Figure out the most mission-critical tasks and write them down in an internal knowledge base. Extra points if some of the onboarding material includes screencasts. Folks retain more information when content is presented in a video rather than text form.
And finally, documentation aimed towards new developers helps more seasoned programmers too.
Instead of looking for 10x developers, tech companies should throw their resources into molding 10x programmers. There are fewer codebase secrets with comprehensive documentation.
And finally, when you have systems that empower every developer to be an overachiever, you don't have to hold on to clever bullies. Institutional and technical knowledge is not locked up inside one person's brain. It's equally distributed throughout the team.
Make contributing to documentation part of the performance review. Ensure that there are professional awards tied to keeping the documentation up-to-date.
Every month designate one engineer responsible for writing and maintaining the docs.

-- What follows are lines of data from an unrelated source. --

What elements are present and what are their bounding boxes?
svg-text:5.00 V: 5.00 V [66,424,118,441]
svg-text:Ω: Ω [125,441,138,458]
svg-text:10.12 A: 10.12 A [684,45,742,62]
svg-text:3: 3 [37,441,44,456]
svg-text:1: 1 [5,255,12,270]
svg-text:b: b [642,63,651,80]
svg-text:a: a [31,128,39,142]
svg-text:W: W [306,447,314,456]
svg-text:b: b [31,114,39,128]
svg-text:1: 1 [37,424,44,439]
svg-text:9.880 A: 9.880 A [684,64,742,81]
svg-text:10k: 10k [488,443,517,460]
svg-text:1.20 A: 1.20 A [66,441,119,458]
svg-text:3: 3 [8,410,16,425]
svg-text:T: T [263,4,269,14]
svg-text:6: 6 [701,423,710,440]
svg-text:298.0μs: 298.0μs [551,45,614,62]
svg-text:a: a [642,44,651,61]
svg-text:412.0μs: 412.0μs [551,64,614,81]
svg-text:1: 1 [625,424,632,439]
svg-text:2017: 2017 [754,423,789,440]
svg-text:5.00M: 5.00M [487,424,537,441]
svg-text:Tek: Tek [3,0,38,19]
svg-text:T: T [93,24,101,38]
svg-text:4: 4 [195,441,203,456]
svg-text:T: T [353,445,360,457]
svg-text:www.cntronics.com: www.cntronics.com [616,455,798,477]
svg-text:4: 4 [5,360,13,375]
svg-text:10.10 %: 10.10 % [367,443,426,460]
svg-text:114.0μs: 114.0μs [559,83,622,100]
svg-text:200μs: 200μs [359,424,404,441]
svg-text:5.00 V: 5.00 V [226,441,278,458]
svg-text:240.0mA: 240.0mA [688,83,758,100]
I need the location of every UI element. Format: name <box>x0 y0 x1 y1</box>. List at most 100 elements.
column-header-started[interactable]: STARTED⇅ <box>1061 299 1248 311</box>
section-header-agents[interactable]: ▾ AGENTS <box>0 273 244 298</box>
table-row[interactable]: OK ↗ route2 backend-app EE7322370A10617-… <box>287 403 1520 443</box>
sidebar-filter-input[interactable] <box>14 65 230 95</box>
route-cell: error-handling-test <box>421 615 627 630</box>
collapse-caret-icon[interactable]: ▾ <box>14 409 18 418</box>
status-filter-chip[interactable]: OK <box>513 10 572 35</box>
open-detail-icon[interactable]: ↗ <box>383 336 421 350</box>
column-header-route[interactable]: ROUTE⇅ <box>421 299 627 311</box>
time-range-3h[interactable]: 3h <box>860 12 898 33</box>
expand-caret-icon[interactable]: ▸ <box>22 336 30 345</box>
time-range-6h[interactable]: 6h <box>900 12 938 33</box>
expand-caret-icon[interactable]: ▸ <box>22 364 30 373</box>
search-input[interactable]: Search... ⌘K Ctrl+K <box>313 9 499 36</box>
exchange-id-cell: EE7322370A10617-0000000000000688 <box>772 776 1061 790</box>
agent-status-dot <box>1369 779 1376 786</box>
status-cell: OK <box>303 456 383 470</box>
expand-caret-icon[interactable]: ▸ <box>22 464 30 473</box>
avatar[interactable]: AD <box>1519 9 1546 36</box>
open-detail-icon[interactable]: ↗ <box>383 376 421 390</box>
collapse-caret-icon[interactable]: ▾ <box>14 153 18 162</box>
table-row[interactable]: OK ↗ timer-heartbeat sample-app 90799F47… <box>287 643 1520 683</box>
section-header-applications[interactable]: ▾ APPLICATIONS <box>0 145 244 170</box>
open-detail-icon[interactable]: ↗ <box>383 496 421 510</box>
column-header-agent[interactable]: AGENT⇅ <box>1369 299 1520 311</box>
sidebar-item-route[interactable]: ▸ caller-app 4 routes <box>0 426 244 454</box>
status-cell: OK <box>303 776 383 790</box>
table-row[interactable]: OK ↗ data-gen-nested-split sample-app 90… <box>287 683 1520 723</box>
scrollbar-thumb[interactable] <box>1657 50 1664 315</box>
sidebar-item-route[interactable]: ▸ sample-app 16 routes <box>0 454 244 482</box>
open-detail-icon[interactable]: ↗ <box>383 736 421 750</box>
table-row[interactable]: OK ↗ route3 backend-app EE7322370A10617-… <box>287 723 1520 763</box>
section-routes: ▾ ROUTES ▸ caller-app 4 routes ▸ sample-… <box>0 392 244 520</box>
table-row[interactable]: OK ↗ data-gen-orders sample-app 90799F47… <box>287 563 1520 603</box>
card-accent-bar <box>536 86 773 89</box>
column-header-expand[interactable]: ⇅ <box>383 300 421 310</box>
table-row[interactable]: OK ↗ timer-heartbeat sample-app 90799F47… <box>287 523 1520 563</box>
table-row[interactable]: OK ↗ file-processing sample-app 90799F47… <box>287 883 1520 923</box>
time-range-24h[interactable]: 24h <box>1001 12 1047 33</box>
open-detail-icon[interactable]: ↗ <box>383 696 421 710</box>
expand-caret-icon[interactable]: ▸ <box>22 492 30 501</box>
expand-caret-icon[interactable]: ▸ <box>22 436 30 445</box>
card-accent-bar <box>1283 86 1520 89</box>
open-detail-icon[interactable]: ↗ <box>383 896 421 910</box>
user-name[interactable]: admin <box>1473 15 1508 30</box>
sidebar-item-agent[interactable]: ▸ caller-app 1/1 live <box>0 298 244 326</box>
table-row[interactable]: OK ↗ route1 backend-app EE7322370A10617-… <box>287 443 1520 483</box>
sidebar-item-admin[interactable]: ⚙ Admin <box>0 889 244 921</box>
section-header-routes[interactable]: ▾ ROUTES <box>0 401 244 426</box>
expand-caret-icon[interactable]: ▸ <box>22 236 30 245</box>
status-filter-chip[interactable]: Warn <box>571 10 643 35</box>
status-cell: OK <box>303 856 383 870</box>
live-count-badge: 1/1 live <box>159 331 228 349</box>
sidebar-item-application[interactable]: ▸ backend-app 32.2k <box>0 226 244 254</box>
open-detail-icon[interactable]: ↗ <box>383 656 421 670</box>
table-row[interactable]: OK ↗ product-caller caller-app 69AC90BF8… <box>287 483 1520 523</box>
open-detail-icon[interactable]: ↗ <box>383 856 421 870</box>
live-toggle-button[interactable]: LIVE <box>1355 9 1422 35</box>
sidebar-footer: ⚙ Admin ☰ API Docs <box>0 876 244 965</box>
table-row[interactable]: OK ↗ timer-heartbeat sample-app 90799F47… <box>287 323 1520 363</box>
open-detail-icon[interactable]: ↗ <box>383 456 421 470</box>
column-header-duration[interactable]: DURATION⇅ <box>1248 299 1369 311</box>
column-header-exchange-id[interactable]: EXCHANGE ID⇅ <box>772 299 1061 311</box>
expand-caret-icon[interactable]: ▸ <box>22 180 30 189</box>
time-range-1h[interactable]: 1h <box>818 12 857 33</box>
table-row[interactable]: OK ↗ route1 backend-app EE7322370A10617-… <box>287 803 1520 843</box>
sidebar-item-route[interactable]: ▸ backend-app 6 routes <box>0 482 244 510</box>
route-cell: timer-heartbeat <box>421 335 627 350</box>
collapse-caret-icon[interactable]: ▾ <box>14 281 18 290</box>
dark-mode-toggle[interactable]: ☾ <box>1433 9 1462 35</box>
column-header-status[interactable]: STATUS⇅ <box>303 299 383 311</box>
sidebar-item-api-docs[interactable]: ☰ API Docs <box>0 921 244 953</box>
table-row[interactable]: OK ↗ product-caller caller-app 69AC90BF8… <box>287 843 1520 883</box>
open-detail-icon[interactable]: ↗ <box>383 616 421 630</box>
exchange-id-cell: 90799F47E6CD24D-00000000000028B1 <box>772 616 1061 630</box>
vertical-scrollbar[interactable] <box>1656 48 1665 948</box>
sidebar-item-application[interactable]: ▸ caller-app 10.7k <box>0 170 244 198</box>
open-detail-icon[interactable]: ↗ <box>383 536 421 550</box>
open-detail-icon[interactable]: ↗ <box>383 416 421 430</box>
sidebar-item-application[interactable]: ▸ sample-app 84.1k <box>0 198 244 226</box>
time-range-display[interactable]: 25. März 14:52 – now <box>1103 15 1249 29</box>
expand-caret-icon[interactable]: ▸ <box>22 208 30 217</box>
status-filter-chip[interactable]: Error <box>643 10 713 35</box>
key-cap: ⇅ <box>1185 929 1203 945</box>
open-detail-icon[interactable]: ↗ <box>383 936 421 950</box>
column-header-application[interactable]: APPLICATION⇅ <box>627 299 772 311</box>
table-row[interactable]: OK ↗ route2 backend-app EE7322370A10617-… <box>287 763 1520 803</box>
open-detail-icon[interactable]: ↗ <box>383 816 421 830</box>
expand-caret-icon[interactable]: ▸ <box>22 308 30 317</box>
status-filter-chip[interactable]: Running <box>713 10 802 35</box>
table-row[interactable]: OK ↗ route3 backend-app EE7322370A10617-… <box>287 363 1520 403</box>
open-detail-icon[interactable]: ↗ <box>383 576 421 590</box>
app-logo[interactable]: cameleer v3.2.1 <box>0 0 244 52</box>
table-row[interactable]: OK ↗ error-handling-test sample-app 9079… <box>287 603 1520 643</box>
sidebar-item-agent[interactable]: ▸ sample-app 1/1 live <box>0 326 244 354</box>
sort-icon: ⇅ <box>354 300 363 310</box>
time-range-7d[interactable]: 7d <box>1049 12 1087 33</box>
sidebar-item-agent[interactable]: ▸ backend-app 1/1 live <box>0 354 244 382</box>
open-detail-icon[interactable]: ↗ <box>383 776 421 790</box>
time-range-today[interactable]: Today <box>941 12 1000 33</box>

Be sure to name names- make sure you have an accountable team member in charge of docs every month.
Onboarding new developers is a great way to "stress test" documentation. Everything that the new team member finds confusing or unclear should go into the documentation.
Want another stress test? Encourage the team lead to go on an extended vacation and see what breaks. Be sure to record the gaps of knowledge between the engineering lead and the rest of the team, and be sure to fill in those gaps with documentation.
Knowledge is power, and this power should be distributed equally.
We shouldn't keep a bully around because they are a 10x engineer. We also shouldn't allow one engineer (usually a woman) to shoulder the responsibility of writing the docs to the detriment of their career. Everyone should be maintaining the code base and the knowledge base.